Looking past the final season of Stargate SG-1, the suggestion of producing a second feature film of Stargate has been raised again.   The concept has already proven its success on the big screen, with the original Stargate movie being a blockbuster in 1994.   The series, following in 1997 (with ShowTime), expanded the Stargate universe and the concept of gate travel far beyond the original film, and introduced a wealth of new allies, enemies and moral dilemmas.   With Richard Dean Anderson, in the lead role, the show went from strength to strength, and early on showed indications of being a perfect team dynamic to return the concept to the big screen.

Double Secret and Gekko Productions would like to petition the current team of SG-1 writers to submit a number of possible story outlines, to be considered for a feature film of Stargate SG-1.   These writers have clearly shown great talent in writing feature length episodes within the confines of series television.   This can be seen particularly in the premiere episodes for seasons five, six and seven (Enemies/Threshold; Redemption (Pt I & II); Fallen/Homecoming).   And, if the writers are given a little room to move we are sure they will come up with a number of stories for consideration.

With these possible movie stories in hand Double Secret Productions and Gekko Productions, Sci-Fi Channel and MGM, could return to the table in a year’s time.   If season eight goes ahead, this would be the half way point for the season and that would enable ratings to be studied again to reflect on whether a movie would still be profitable for all concerned.   Assuming that ratings were still favorable, the movie storylines would then be available to consider, and once a storyline was decided upon it would go into scripting.   With all the core actors from Stargate SG-1 agreeing to sign on for a movie, filming could begin in February 2005.   The second feature film in the Stargate saga would be ready to be released for Christmas 2005.

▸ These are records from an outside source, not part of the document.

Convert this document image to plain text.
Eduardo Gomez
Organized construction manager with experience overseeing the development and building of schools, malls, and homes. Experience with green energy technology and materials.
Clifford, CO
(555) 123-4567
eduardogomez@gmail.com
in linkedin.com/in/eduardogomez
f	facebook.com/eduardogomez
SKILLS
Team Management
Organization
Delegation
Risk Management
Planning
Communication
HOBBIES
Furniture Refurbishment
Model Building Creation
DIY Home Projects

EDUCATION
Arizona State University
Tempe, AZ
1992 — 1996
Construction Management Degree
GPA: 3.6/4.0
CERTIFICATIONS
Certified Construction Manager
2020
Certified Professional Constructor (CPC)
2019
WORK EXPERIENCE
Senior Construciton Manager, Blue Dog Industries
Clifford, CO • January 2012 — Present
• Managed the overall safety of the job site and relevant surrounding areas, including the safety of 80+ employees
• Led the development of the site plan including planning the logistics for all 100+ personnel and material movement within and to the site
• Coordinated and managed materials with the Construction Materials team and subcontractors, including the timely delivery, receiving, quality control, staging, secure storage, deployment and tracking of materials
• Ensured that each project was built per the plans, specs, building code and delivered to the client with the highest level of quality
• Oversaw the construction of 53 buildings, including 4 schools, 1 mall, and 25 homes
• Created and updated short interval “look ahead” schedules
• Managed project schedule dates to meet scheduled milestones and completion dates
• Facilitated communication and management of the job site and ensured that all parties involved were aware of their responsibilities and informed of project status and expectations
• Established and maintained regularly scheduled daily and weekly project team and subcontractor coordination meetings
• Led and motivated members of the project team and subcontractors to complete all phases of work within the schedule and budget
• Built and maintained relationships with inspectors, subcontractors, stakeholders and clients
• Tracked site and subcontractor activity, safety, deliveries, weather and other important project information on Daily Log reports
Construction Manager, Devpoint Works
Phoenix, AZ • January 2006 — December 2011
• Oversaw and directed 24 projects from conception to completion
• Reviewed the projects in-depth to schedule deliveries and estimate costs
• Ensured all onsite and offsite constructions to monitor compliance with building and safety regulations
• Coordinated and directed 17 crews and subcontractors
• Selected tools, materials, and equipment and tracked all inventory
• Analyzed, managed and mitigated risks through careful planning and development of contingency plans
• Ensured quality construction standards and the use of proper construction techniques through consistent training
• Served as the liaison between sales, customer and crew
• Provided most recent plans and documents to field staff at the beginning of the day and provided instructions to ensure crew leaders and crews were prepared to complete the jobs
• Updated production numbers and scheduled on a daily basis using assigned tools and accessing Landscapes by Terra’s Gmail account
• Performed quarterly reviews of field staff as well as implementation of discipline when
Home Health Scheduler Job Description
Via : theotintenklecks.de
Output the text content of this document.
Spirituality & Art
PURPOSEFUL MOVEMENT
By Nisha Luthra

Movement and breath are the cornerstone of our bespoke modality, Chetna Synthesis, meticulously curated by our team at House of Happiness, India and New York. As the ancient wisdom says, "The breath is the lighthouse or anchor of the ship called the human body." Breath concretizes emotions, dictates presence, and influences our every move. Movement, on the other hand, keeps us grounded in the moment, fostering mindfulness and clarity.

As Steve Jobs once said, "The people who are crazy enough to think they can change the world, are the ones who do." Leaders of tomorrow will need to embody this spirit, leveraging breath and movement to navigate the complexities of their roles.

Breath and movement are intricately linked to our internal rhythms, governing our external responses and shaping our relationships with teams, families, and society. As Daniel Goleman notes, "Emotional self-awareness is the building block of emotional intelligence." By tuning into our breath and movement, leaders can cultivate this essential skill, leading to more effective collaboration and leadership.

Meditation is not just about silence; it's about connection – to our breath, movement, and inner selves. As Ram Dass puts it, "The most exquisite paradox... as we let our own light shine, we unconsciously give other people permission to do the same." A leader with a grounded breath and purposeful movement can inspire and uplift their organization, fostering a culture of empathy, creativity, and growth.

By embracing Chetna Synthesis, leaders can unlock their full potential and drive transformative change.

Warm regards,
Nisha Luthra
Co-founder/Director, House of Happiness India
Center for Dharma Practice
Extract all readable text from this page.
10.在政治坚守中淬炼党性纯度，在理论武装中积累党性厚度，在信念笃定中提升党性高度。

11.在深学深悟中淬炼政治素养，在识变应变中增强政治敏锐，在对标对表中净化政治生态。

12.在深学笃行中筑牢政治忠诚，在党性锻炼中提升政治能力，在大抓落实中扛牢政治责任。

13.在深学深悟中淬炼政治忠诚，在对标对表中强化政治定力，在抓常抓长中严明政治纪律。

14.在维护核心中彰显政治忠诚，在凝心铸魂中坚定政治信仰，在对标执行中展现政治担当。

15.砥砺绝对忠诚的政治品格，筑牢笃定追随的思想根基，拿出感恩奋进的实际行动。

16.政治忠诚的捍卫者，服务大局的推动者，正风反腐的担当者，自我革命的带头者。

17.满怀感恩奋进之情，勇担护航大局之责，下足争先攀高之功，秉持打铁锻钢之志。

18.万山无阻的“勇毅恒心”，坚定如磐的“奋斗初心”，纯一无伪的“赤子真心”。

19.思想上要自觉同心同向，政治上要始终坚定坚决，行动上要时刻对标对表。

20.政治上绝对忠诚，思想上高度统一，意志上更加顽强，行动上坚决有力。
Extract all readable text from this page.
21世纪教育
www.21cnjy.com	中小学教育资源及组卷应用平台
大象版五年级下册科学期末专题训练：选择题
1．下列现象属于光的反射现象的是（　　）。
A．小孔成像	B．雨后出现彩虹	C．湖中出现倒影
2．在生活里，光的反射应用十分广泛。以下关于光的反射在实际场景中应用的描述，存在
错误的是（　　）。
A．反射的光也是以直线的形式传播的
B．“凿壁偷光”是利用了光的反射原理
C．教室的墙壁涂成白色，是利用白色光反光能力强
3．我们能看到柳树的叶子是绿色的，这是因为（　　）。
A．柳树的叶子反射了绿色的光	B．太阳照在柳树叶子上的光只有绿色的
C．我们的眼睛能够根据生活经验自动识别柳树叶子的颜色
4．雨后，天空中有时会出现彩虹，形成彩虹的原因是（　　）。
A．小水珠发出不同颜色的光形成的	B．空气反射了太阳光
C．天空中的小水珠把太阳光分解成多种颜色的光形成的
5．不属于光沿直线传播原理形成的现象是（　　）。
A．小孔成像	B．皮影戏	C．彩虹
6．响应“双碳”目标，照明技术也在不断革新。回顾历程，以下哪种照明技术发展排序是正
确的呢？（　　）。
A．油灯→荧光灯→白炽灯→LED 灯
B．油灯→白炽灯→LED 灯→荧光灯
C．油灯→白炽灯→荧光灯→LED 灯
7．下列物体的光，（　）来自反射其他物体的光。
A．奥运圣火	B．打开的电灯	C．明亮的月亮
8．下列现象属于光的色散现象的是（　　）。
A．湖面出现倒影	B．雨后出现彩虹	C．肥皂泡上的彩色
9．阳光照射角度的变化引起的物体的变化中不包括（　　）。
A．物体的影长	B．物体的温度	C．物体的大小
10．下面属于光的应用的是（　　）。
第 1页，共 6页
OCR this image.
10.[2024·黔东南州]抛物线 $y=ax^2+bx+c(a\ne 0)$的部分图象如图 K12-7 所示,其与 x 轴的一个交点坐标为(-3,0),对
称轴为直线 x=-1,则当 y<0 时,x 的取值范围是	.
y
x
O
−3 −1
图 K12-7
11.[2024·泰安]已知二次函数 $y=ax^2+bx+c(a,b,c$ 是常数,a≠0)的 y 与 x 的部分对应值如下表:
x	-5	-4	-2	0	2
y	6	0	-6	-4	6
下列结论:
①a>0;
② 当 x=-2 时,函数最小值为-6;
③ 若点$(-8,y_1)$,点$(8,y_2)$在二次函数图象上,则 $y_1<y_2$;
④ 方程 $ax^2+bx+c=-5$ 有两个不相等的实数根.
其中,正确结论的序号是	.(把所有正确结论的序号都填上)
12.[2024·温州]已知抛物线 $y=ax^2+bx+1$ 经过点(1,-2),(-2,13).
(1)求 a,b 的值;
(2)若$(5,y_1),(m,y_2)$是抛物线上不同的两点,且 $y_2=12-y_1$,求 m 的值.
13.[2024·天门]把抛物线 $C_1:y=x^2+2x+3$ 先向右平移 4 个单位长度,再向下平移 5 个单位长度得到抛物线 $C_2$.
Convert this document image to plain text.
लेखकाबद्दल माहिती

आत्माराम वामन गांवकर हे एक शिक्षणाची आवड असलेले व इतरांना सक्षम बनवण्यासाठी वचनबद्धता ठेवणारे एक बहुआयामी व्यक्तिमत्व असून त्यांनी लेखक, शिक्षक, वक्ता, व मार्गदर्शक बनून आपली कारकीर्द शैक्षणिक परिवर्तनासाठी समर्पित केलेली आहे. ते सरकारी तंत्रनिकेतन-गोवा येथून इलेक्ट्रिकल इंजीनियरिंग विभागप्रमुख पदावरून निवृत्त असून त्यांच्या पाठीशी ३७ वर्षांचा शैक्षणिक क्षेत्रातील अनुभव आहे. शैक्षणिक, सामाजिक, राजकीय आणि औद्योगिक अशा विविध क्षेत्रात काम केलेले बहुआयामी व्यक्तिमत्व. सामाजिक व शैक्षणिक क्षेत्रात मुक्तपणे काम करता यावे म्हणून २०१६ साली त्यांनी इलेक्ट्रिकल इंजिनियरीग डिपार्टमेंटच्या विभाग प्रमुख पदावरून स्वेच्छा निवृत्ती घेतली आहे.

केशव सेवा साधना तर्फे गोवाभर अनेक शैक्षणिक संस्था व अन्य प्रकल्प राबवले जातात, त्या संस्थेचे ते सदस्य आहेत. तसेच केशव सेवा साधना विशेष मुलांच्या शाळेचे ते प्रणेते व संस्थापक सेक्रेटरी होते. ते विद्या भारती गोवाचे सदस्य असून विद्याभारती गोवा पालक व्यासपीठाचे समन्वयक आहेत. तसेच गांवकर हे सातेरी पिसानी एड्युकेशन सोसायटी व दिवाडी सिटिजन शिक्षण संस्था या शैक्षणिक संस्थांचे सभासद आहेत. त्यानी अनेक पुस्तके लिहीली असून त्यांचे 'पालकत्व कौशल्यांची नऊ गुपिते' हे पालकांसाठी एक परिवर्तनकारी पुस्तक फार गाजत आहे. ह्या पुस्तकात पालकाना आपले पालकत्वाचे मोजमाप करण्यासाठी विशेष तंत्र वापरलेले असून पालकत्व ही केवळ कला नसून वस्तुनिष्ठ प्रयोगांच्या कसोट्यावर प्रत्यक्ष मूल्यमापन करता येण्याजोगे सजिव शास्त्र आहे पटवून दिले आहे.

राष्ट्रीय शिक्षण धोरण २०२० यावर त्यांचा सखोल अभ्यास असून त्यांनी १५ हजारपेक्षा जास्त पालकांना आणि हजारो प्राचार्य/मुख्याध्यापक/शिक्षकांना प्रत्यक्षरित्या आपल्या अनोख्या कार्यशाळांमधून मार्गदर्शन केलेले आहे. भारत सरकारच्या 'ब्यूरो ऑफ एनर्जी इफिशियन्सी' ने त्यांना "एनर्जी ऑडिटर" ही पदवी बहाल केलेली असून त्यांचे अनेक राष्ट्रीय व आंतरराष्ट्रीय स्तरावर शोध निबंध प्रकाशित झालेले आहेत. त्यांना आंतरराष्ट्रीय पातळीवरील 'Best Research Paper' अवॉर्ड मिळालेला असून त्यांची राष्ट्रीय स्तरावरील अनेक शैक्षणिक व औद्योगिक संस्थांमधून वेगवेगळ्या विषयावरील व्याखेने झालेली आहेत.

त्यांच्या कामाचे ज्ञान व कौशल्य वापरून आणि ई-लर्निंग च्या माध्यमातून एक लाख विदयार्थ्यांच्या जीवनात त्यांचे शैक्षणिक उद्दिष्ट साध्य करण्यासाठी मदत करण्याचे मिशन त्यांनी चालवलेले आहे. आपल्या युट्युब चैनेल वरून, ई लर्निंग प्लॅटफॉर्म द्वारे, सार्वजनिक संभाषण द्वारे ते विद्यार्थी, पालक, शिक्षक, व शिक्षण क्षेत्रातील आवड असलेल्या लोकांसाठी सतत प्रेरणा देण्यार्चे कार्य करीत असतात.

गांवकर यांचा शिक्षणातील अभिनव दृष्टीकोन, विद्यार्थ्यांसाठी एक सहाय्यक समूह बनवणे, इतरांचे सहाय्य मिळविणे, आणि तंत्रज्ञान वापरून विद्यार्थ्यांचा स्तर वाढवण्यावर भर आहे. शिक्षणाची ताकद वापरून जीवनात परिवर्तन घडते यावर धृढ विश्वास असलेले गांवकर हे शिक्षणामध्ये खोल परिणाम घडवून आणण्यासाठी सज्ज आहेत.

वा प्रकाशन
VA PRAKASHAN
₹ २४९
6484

Stargate SG-1 has already been translated into an animated series (Stargate Infinity), and a spin-off series (Stargate Atlantis) is due to debut in Fall Season.   This returns to the idea of Stargate SG-1 becoming a franchise, and to that end it would be ideal to look at keeping some plotlines open to possibly translate into a series of movies, again like the series of ten Star Trek movies.   Most television series show declining numbers as they draw to an end, whereas Stargate SG-1’s strong ratings indicate the series is far from running out of ratings winning plots and character development.   The critics and the fans are the best indicators of a shows success and they believe it is too soon for Stargate SG-1 to leave the television screens.   Critics, and fans alike, have also all agreed the SG-1 team would be a welcome addition to the cinema.

Note (2011):

Stargate SG-1 completed 10 seasons, running from 1997 till 2007.  This was followed by two straight to DVD film releases, The Ark of Truth and Continuum, both in 2008.  The 1st spin-off, Stargate Atlantis (SGA), started in 2004 and ran for 5 seasons, ending in 2009.  Then Stargate Universe (SGU) began in 2009, and ended in 2011 after completing it's second season.

Disclaimer:

Please note - I have no connection to the SyFy / MGM show Stargate SG-1.   I am just a fan of the show, the creators, and the people involved in the show, and so used my interest in this area to put together a piece for my Writing assignment at university.